Homework 3 (100 pts) Due 10 December, 11:59pm

CS 4705—Fall 2010

Guggle, a new internet search company, is trying to decide whether it should hire employees who know computational linguistics. So, it has asked all job candidates to suggest some concrete ways it can improve over its rival Google’s functionality by using richer forms of linguistic information to improve search or return of search results, the youtube experience, mobile search, question-answering, or some other service Google provides either as part of its regular offerings or a beta or lab service.

.

You are trying to get a job at Guggle and want to make an excellent impression.
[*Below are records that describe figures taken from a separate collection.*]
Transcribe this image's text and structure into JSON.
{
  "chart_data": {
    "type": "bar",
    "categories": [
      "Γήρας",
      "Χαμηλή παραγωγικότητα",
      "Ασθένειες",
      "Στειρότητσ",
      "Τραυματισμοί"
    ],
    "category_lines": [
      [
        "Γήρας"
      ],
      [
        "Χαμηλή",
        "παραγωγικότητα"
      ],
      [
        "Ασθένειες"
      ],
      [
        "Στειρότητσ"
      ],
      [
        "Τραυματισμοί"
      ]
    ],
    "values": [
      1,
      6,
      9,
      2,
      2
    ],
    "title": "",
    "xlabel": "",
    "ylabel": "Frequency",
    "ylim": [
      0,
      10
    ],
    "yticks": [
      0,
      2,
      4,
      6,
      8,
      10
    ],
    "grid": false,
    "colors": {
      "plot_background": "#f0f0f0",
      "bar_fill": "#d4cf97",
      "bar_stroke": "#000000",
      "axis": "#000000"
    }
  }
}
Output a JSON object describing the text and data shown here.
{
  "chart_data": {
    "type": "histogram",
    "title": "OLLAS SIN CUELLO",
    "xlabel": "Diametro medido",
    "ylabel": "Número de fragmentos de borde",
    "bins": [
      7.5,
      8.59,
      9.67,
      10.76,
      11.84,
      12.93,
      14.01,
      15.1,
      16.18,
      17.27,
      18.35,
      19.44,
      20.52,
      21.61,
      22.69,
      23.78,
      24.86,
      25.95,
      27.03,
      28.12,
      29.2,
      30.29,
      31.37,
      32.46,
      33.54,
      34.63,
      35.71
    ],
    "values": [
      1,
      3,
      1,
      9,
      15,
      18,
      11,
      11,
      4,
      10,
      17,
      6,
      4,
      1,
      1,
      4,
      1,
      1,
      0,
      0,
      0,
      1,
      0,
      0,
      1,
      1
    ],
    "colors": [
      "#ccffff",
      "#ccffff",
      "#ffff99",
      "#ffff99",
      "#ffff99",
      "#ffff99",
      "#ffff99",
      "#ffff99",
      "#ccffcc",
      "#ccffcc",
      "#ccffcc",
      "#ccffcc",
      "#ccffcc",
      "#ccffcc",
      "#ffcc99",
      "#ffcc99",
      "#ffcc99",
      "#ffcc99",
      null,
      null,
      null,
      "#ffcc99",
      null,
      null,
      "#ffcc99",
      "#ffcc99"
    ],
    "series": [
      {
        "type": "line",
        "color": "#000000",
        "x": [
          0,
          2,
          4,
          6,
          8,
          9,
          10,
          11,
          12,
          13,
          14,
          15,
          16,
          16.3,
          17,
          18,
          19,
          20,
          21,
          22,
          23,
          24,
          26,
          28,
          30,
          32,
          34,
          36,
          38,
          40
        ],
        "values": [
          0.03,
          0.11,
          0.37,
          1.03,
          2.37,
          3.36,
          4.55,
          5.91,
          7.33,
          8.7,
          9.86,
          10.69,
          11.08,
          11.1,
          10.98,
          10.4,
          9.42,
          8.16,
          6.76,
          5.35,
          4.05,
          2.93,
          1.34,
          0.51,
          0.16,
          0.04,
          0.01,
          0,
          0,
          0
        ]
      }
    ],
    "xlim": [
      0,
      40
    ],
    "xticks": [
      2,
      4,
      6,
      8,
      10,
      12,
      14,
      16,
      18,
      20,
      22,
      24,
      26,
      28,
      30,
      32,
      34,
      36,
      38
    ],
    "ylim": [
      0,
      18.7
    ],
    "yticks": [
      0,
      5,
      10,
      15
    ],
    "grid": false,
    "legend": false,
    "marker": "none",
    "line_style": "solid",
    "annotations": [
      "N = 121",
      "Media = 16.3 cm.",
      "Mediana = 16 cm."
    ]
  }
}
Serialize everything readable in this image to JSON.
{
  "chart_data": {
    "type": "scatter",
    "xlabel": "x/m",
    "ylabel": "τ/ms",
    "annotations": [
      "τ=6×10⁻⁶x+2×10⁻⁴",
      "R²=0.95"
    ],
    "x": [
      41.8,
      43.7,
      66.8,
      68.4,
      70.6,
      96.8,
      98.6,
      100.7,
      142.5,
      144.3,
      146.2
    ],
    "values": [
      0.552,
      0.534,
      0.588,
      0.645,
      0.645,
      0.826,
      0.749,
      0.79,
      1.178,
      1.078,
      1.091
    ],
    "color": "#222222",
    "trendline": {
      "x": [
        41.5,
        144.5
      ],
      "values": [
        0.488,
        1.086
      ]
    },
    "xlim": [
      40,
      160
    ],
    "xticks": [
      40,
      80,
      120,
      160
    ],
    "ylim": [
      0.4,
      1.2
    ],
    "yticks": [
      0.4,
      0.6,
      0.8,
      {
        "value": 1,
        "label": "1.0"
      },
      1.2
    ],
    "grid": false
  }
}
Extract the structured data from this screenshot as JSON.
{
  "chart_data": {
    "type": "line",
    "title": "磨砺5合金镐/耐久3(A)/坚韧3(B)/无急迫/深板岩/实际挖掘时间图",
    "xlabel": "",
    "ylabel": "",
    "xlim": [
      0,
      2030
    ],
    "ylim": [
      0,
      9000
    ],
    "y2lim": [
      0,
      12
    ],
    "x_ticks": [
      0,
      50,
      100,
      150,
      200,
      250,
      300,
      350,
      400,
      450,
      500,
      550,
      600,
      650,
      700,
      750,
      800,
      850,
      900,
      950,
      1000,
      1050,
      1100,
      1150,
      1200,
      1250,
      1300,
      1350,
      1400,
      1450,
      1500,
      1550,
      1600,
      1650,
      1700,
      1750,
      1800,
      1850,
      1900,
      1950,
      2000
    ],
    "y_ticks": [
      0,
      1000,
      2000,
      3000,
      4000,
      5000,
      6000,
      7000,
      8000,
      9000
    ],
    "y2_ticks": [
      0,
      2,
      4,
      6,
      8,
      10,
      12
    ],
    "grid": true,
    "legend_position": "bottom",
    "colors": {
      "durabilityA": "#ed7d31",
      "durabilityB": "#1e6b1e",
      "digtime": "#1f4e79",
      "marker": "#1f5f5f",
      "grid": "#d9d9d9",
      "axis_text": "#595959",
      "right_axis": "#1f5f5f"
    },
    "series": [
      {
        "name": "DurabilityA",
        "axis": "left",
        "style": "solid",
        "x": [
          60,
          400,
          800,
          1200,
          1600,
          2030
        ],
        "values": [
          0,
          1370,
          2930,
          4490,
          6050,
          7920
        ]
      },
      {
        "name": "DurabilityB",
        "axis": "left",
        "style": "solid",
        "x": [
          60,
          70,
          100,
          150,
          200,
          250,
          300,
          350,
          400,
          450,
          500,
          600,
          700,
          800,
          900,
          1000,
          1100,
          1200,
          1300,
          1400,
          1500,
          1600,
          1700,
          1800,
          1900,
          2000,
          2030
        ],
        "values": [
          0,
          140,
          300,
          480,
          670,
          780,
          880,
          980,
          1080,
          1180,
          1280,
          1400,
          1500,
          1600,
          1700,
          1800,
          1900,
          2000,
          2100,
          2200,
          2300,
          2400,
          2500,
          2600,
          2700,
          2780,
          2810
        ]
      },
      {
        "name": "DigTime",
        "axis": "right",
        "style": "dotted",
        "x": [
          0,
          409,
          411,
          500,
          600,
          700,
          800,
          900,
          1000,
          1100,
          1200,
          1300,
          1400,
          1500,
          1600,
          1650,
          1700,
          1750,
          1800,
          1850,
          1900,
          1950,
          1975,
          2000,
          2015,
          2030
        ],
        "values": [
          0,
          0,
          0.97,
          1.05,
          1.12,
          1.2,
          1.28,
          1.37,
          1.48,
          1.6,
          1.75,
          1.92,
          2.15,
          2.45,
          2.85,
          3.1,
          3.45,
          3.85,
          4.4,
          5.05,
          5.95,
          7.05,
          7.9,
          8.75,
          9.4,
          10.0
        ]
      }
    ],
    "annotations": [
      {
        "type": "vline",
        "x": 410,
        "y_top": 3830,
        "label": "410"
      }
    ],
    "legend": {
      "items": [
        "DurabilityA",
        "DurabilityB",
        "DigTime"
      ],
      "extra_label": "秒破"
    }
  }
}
Write a 5-7 page proposal (12pt font, single spaced, 1” margins) explaining how you could use particular types ofcomputational linguistic approaches that you have learned about in this course (CS 4705) to improve Guggle’s products over Google’s You must answer the following questions in your report:

  1. What Google product will you explain how to improve? (Provide a link to the specific service)
  1. What is your new idea? (Describe the computational linguistic information you would use and why it should create something better than Google’s product.)
  1. What evidence can you find (demonstrate by providing results of relevant Google search(es), input that the Google service you will improve needs your improvement), or other evidence that Google is not using this information already? (Documentation you provide as evidence should be included in an appendix and doesnot count toward your 5-page target.)
  2. How would you implement your technique? (Give a specific algorithm. Note any additional software you would need to use with it. Describe any data or annotation requirements you would have to develop and test the technique. Estimate as best you can the cpu and storage requirements, i.e. is your algorithm exponential or linear with respect to time or memory requirements?)
  3. What do you see as the chief limits to success? How feasible would it be to scale up to handle hundreds of thousands of users?
  4. Cite any source materials you use, any websites that you used for inspiration, and include a bibliography with appropriate references to articles or websites
  5. Submit your report in Courseworks.

NB 1: People who have actually worked at a search engine company (especially Google) should identify themselves and must promise that they will not describe an idea they actually heard about or worked on at the company. For others, no knowledge of how Google products is assumed, besides what you can infer from using the product. Please do not look for ideas others have posted on the web; we can do web searches too and all ideas will be checked just to keep everyone doing their own thinking .

NB 2: Use your imagination. Guggle is looking for creativity. If you have an idea but are not sure it qualifies as fulfilling the assignment, ask Prof. Hirschberg, Wei Yun, and Mohamed.